I recently came across an essay by Rabbi David Hartman, from a few years ago, from a speech he gave in Los Angeles, CA. In speaking about the covenant that God made with the People of Israel, Rabbi Hartman gave three examples of how God views the covenant as one of love and not of authoritarianism. The first example he gave is from the dialogue between God and Abraham just before the destruction of Sodom and Gomorrah. It is a telling moment that begins with God asking the question (to whom?) if God should share the divine plan for the cities with his servant Abraham. The fact that God even bothers to share the information with a “servant” is telling, but the story goes on. Abraham insists that God not destroy the righteous with the wicked. Abraham is not quoting a Biblical verse, or a halacha from some other source. There is this innate understanding in Abraham, it is his own “moral intuition” that brings him to question God’s actions. Then the bargaining begins. Why doesn’t God tell Abraham to stop his prayers since there are not even ten righteous people in the city? God must love the confrontation with his “partner” who feels morally strong enough to critique God.

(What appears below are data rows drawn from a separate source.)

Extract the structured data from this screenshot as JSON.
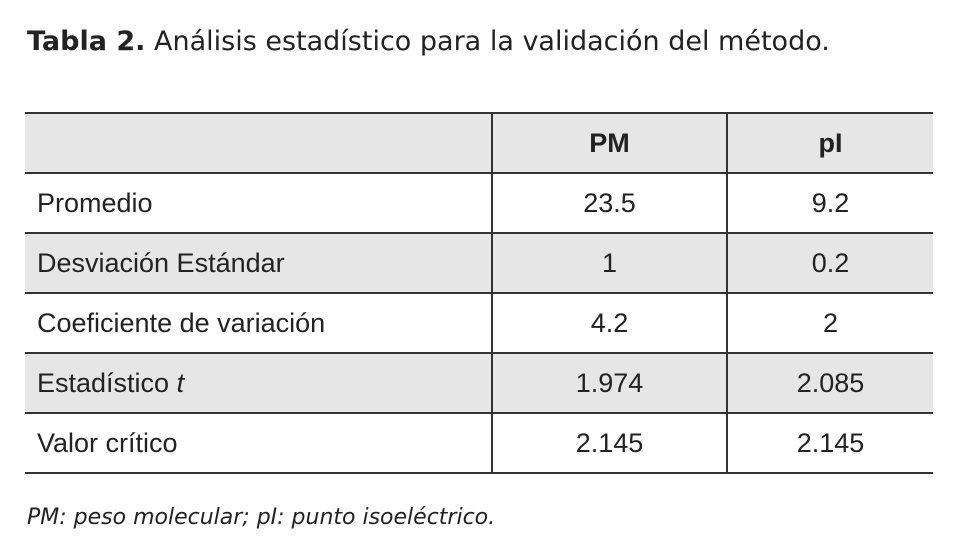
{
  "title": {
    "label": "Tabla 2.",
    "text": "Análisis estadístico para la validación del método."
  },
  "table": {
    "columns": [
      "PM",
      "pI"
    ],
    "rows": [
      {
        "label": "Promedio",
        "values": [
          "23.5",
          "9.2"
        ]
      },
      {
        "label": "Desviación Estándar",
        "values": [
          "1",
          "0.2"
        ]
      },
      {
        "label": "Coeficiente de variación",
        "values": [
          "4.2",
          "2"
        ]
      },
      {
        "label": "Estadístico",
        "label_italic": "t",
        "values": [
          "1.974",
          "2.085"
        ]
      },
      {
        "label": "Valor crítico",
        "values": [
          "2.145",
          "2.145"
        ]
      }
    ]
  },
  "footnote": "PM: peso molecular; pI: punto isoeléctrico."
}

The second example is from the Talmud. Rabbi Hartman notes that when God tries to intervene in the deliberations over the oven of Akhnai, Rabbi Joshua rebukes God saying, “Lo bashamayim hi!” “It is not in Heaven”. Halacha is a human invention based on what we know of what God has given us. God decided what would be in the Torah, now we get to decide what will be Halacha. In the Academy we get to tell God to be quiet and not interrupt our deliberations. Outside the Academy, what right do we have to criticize how God runs the world? We silence God in the house of study, God silences us when we confront the incomprehensible in our world.
Rabbi Hartman’s third example is the crossing of the Red Sea. This miracle is the paradigm of all miracles of God acting in history. Since the destruction of the Second Temple, we have been waiting for the next miracle, the arrival of the Messiah. That is why there were so many who opposed Zionism for trying to force God to redeem our exile and bring us back to our land. They thought that Zionism was a rejection of tradition. Instead, Zionism was an act of covenantal empowerment. We chose to learn agriculture, banking, and self defense and bring about our own redemption. We take responsibility for our own history. It was our own initiative that ended Jewish homelessness.
According to Rabbi Hartman, we should not be asking God to solve our problems, we should seek instead that God should be with us. He writes, “Therefore, for me, the spiritual moment in contemporary Jewish history is a covenant of love. Here, reward and punishment cannot work anymore in the modern world, because we have other forms of gratification and other ways of creating obedience to the law. God is now sought not because of a function but because God is God.”
In the struggle to understand what a “Conservative Jew” really is, much of our movement has gone off in a wrong direction. We have struggled with the concept of Halacha and observance, when to me; the real issue is if we have something to offer modern Jews. I can worry about those who are tied to the law and will not vary an inch, and those who are so unattached to Judaism that they don’t care anymore what God or humans have to say. This is what I worry about because I am a pulpit Rabbi and these two poles describe many in my congregation. But when I think about who I am, and what I am looking for in the world, Conservative Judaism teaches that in this covenant of love between God and humanity, we have to be responsible for this world and for what goes on here. God wants and expects us to struggle, argue, and ponder all the messiness of life and then do what we can do with what God has given us, to make this world better: To continue the process of Creation by striving to bring order out of chaos.
The God that many people seek is the God who tells Adam and Eve how to live their life and then punishes them with exile when they disobey. It is the God who destroys the world with a flood, saving Noah, so that humans will be better to each other. It is the God who confounds the languages of the people of Babel, when they decide to build a tower to heaven so they can wage war with God. I think they are looking for the wrong God. The Torah itself seems to teach us that God understands that this kind of a power arrangement does not work. Punishment does not make people obey. Destruction does not induce humanity to be kind to each other. (How else can you interpret Gen. 8:21?) God can confound the languages of the earth but people still seek to “wage war” against God.
So God chooses a different path. Out of the blue, God picks Abraham to begin a covenant that will guide just one nation (There are seventy nations in the Torah, Abraham is promised to be nation seventy-one). A covenant based not on punishment or anger, but on love. God gives us the tools we need and then nudges us from time to time with big ideas that help us move our society along. God does not want us to be perfect. God only wants us to keep trying to make ourselves and our world better. From time to time we silence God for interfering with our struggle (“Mother please, I’d rather do it myself!”) and sometimes God tells us to be silent if we complain that God is not helping us enough. (“You made your bed, now go lie in it.”) We wait for God’s miraculous redemption at our own peril. WE are the redemptive force in the world and through our actions we will tame the chaos and bring order to our messy world. Sometimes the Halacha will not fit into the system we created as well as we would like. But if our innate sense of Justice is anything like our ancestor Abraham’s, Halacha or not, we will keep trying to do the right thing. Maybe we will discover that in spite of our best hopes, things are not as good as we think they should be but we will learn from our mistakes and pick ourselves up and get back to work.